• Nusantara
  • Rumah Sakit Jiwa Pertama di Hindia Belanda Didirikan di Bogor

Rumah Sakit Jiwa Pertama di Hindia Belanda Didirikan di Bogor

Zaman Hindia Belanda sebelum ada rumah sakit jiwa, orang-orang yang dianggap mengalami gangguan mental ditangani oleh tentara.

Cikal bakal Rumah Sakit Jiwa dr. H. Marzoeki Mahdi di Bogor, Jawa Barat, zaman kolonial. (Sumber: kebudayaan.kemdikbud.go.id)

Penulis Iman Herdiana31 Maret 2023


BandungBergerak.idPenyakit gangguan jiwa terbilang masih asing pada zaman kolonial Hindia Belanda. Infrastruktur gangguan kesehatan mental ini jauh ketinggalan dibandingkan pelayanan kesehatan fisik. Seiring bermunculannya berbagai kasus gangguan jiwa, maka pemerintah kolonial pun mulai menaruh perhatian.
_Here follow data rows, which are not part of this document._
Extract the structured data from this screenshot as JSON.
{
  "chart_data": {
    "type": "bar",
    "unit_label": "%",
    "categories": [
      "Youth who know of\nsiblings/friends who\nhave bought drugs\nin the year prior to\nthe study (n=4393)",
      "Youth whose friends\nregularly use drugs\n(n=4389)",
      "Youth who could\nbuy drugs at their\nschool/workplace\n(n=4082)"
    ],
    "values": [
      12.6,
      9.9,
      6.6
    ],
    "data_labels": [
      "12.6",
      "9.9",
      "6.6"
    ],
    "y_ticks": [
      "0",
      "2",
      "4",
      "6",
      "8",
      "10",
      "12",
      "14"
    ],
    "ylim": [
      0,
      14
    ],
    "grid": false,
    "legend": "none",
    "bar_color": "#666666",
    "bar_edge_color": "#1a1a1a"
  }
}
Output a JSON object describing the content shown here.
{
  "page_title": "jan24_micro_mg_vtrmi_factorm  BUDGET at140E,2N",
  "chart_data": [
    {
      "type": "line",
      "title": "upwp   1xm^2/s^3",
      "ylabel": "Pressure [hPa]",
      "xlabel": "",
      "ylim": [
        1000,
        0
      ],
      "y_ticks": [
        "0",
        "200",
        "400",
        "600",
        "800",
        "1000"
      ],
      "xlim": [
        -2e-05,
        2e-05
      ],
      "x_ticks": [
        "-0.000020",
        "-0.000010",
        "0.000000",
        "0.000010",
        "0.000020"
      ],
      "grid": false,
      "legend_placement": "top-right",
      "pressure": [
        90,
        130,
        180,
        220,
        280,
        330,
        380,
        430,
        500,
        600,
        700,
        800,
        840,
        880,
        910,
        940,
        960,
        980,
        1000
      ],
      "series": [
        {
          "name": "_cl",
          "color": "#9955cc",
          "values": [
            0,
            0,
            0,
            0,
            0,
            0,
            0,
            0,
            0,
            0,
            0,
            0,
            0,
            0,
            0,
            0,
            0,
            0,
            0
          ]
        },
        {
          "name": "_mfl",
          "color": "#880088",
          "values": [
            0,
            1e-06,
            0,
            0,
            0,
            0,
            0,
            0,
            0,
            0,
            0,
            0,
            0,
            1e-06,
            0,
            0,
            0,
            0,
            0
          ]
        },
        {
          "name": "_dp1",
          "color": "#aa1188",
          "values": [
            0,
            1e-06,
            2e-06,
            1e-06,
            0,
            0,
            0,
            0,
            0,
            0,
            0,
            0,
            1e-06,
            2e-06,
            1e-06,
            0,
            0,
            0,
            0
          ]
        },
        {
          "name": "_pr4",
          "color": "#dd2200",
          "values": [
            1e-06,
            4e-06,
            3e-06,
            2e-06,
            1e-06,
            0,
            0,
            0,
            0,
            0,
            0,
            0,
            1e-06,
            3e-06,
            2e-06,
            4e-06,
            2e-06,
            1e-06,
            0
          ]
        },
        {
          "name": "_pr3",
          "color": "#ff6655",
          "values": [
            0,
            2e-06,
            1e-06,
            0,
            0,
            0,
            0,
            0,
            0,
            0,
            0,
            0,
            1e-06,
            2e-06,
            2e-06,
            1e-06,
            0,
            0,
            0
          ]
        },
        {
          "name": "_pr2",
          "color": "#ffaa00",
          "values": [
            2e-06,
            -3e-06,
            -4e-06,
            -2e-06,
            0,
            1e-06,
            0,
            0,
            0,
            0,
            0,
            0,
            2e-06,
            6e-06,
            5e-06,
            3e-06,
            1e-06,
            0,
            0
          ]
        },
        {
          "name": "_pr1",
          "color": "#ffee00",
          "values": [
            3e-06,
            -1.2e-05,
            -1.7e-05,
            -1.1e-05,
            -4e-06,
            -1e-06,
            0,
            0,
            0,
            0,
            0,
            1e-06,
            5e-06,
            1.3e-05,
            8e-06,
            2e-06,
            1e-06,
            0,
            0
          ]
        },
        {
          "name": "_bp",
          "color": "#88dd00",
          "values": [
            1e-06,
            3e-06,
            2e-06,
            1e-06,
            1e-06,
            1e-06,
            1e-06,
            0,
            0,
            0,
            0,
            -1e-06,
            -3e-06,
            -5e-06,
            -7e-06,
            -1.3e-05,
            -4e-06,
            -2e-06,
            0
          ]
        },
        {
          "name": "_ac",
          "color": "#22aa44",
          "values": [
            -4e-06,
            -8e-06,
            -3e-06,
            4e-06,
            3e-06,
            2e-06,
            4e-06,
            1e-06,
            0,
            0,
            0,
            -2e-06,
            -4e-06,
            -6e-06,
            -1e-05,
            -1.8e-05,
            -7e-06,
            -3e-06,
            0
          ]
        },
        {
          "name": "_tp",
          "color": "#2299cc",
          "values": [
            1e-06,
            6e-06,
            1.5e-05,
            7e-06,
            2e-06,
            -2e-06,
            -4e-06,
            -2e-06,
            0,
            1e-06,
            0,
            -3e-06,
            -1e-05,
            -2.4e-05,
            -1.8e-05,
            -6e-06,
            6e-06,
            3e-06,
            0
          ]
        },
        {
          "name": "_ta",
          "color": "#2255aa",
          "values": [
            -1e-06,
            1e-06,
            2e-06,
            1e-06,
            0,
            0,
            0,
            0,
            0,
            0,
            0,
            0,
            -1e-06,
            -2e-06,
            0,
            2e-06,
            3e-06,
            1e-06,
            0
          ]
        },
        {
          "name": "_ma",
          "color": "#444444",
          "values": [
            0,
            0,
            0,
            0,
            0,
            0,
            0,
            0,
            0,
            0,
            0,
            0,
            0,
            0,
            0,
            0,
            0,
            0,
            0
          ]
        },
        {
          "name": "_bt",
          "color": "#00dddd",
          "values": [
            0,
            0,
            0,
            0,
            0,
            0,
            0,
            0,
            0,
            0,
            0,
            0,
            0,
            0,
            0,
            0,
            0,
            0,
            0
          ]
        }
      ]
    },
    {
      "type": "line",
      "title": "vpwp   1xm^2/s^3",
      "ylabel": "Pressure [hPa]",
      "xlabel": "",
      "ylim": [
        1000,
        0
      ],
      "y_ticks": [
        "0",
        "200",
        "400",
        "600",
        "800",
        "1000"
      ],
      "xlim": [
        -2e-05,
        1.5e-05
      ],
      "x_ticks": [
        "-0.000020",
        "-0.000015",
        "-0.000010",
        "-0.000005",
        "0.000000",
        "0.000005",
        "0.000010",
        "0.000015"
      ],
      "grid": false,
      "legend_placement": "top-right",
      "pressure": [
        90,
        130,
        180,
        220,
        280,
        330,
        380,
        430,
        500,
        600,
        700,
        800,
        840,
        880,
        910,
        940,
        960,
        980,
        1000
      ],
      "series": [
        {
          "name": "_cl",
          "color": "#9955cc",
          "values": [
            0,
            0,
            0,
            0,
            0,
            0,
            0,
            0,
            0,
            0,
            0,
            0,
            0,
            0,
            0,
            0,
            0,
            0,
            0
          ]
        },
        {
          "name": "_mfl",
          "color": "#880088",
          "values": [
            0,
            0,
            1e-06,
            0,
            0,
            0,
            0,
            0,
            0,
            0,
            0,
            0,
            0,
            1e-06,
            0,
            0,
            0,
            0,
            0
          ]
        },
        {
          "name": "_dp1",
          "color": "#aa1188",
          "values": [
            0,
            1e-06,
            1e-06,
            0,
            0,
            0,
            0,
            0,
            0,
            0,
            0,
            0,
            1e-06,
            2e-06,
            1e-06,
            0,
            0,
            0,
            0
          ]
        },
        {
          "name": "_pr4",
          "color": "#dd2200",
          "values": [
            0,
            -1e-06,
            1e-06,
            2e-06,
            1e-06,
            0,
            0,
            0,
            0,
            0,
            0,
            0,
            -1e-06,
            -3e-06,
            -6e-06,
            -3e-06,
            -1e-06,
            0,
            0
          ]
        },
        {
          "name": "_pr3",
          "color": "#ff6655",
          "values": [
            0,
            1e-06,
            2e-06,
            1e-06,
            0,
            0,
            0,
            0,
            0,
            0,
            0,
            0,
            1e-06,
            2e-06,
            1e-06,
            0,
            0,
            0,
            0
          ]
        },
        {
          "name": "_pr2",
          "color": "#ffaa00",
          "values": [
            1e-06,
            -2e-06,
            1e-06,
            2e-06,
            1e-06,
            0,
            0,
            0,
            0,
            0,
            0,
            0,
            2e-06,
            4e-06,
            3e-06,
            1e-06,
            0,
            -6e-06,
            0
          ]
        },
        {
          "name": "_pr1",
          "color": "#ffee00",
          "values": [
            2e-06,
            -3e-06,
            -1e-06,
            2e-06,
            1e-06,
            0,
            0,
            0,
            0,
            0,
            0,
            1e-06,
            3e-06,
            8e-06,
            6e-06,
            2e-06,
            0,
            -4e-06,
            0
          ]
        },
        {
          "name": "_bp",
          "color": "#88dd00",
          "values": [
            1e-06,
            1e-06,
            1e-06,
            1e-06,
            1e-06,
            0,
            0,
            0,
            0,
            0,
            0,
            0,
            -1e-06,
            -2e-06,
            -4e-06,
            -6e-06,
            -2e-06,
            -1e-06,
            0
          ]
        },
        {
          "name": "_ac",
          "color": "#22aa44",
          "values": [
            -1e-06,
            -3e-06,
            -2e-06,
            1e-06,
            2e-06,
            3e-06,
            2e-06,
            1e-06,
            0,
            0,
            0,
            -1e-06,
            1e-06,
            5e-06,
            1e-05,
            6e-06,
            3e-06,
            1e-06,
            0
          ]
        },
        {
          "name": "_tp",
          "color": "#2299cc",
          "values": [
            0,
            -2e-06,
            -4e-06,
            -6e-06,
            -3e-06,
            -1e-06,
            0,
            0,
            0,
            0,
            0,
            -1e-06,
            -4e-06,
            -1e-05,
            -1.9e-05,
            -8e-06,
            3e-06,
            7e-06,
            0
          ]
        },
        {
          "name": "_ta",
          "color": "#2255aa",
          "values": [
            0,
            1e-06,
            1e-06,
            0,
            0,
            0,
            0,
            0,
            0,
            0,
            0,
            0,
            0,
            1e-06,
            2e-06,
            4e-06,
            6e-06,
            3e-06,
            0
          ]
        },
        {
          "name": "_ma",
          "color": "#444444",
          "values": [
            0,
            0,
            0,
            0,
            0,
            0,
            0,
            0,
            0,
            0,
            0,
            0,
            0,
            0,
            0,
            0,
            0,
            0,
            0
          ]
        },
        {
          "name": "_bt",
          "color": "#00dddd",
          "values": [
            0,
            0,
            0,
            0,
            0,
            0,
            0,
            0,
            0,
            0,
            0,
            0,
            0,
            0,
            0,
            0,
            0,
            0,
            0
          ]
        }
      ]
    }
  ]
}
Mengutip artikel Juniawan Dahlan pada laman kebudayaan.kemdikbud.go.id, Jumat (31/3/2023), fenomena gangguan jiwa mulai menarik perhatian pemerintah Hindia Belanda pada pertengahan abad ke-19. Saat itu, sebagian besar orang-orang yang dianggap mengalami gangguan mental memiliki kebiasaan sering menenggak arak, mengalami perilaku maniak, dan depresi berat.

“Bahkan orang yang cenderung menunjukkan sifat agresif dan sering menyakiti diri sendiri juga dikategorikan sebagai orang yang memiliki gangguan mental,” tulis Juniawan Dahlan.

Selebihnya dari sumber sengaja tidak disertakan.